A more generalized advantage of providing the right treatment concerns the dental profession itself. The dentists of today have benefited from the ideas of the best and brightest dentists of yesterday.

So too, the dentists of tomorrow depend on the dentists of today for guidance and direction.  For the dental profession to advance, today’s dentists had better have something useful to offer those future dentists.

For a powerful example of this process, you need to look no further than our very website.  We have built on the conservative treatments taught by brilliant dentists before us.  And after 40 years, we have something useful to offer to future dentists.

We rejected old, incorrect ideas about gum disease and offered better ideas for your consideration.  Using these better ideas, we have attained a higher level of health and saved more teeth than ever before.  We know this works. And we ask you to consider our ideas seriously.

The final and most personal reason for providing the right treatment concerns the individual dentist.  A dentist who consistently and conscientiously applies this principle becomes more and more valuable for his (or her) patients as time goes by.  That dentist attains a sense of fulfillment that accompanies ethical and moral behavior.
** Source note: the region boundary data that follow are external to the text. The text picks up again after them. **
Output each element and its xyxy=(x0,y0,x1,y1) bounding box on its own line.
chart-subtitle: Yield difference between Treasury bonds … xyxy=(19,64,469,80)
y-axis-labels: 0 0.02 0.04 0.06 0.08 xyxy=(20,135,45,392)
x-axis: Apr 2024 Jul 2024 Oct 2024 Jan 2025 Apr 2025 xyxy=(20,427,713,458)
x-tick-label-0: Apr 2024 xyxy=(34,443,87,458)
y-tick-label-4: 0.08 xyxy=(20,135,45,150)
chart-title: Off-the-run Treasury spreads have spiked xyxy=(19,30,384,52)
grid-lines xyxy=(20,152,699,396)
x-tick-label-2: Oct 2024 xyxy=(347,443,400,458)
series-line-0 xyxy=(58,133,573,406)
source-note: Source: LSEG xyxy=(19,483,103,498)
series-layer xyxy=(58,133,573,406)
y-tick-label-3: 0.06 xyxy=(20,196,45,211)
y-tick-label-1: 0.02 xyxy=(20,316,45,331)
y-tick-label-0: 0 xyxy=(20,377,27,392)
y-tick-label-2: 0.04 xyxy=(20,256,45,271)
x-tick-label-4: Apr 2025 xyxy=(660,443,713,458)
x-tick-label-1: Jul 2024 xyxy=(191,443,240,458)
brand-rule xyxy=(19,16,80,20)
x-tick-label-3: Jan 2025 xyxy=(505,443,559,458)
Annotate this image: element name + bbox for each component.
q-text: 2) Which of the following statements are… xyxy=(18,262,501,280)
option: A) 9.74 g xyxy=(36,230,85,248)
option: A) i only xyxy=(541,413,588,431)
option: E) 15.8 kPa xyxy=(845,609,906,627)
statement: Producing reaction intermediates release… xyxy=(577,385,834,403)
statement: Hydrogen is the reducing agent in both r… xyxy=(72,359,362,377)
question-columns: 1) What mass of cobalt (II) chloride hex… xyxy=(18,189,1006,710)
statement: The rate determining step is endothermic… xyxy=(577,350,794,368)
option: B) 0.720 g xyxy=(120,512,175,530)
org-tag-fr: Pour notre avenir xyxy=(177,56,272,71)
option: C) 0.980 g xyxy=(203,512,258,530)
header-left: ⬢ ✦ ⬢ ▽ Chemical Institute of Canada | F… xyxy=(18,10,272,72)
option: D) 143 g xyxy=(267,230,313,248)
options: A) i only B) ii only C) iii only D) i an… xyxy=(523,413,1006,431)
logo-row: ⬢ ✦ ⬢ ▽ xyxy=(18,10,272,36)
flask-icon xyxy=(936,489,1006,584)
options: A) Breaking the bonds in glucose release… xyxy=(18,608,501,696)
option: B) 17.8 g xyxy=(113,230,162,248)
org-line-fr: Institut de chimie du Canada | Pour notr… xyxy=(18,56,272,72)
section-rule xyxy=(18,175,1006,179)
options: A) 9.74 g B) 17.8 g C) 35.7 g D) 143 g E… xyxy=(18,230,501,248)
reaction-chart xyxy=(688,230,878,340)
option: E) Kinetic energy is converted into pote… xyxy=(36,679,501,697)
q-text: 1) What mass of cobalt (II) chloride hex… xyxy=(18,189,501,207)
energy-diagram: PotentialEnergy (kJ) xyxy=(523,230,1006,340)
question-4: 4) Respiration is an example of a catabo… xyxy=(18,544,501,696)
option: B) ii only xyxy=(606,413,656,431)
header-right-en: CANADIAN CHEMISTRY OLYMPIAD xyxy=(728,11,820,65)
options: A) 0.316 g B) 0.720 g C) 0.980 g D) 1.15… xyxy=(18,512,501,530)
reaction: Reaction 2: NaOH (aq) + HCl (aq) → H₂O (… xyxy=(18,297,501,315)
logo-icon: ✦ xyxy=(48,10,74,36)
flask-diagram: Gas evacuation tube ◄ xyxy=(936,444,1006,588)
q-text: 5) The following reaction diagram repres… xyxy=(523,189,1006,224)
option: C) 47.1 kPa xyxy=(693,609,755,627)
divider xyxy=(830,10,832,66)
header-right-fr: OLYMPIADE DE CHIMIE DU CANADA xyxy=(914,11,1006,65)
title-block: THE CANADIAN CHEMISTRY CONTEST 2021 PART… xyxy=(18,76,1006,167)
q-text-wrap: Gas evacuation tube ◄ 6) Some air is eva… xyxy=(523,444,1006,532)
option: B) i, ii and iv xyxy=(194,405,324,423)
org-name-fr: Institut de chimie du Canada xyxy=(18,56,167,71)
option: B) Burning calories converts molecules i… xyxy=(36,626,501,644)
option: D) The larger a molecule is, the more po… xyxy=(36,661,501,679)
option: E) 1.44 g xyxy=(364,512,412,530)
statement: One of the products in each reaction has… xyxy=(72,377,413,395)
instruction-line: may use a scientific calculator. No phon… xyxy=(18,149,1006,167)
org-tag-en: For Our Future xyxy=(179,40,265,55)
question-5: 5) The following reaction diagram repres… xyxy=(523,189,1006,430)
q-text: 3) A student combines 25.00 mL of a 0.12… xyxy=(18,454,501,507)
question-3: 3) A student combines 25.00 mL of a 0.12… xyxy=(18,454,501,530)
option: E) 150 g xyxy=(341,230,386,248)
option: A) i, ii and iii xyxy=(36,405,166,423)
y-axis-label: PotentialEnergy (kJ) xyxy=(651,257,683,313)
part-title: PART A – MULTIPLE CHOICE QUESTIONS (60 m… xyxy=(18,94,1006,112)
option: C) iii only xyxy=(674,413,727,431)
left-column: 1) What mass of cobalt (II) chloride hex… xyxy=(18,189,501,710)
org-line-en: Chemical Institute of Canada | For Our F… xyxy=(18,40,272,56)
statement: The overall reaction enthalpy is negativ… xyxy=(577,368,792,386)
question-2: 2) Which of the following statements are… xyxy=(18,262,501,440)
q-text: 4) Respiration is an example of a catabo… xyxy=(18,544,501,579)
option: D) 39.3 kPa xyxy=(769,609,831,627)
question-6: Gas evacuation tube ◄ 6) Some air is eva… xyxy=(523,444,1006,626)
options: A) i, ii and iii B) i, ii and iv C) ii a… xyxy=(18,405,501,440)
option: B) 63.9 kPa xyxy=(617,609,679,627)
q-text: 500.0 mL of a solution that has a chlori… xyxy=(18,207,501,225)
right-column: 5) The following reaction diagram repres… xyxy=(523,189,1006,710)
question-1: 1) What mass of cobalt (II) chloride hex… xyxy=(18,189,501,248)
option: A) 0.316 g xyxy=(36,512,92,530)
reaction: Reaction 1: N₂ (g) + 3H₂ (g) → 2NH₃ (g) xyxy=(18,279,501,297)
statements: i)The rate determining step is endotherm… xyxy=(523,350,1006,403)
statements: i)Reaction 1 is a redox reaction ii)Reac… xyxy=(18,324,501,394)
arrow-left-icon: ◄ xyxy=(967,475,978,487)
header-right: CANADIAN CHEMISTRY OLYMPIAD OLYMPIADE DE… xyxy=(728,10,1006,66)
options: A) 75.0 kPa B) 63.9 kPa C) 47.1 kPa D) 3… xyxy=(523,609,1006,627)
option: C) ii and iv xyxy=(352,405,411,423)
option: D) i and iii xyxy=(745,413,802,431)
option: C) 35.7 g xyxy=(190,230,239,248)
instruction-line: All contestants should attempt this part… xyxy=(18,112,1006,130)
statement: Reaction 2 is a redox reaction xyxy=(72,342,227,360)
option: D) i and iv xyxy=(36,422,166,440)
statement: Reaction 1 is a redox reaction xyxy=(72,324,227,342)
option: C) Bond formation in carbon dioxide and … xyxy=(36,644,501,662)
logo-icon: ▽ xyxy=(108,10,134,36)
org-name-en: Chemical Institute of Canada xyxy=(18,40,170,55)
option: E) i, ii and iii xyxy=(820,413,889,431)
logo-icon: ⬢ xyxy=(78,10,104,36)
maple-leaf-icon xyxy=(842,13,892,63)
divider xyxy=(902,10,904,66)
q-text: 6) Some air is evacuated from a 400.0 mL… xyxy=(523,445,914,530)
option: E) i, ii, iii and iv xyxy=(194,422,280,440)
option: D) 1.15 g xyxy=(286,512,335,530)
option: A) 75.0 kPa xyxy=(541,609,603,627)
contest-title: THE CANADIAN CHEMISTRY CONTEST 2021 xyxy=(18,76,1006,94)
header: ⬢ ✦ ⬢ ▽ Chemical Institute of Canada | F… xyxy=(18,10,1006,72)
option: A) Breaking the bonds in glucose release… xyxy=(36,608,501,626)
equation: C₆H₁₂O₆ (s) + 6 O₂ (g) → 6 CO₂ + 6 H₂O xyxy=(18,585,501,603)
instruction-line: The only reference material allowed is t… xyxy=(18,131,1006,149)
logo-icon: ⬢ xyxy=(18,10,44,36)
On the other hand, a dentist who offers too little treatment to promote healing and good health is guilty of dereliction of duty.  And a dentist who over treats patients for financial gain is guilty of assault and battery.

The dentist who over treats another human being for financial gain suffers a much greater loss.  That action diminishes his or her humanity.  And a dentist who consistently practices in this fashion loses all sense of right and wrong.

Over time that dentist becomes a zombie, completely devoid of humanity, a dead person walking.  Why would anyone accept this fate?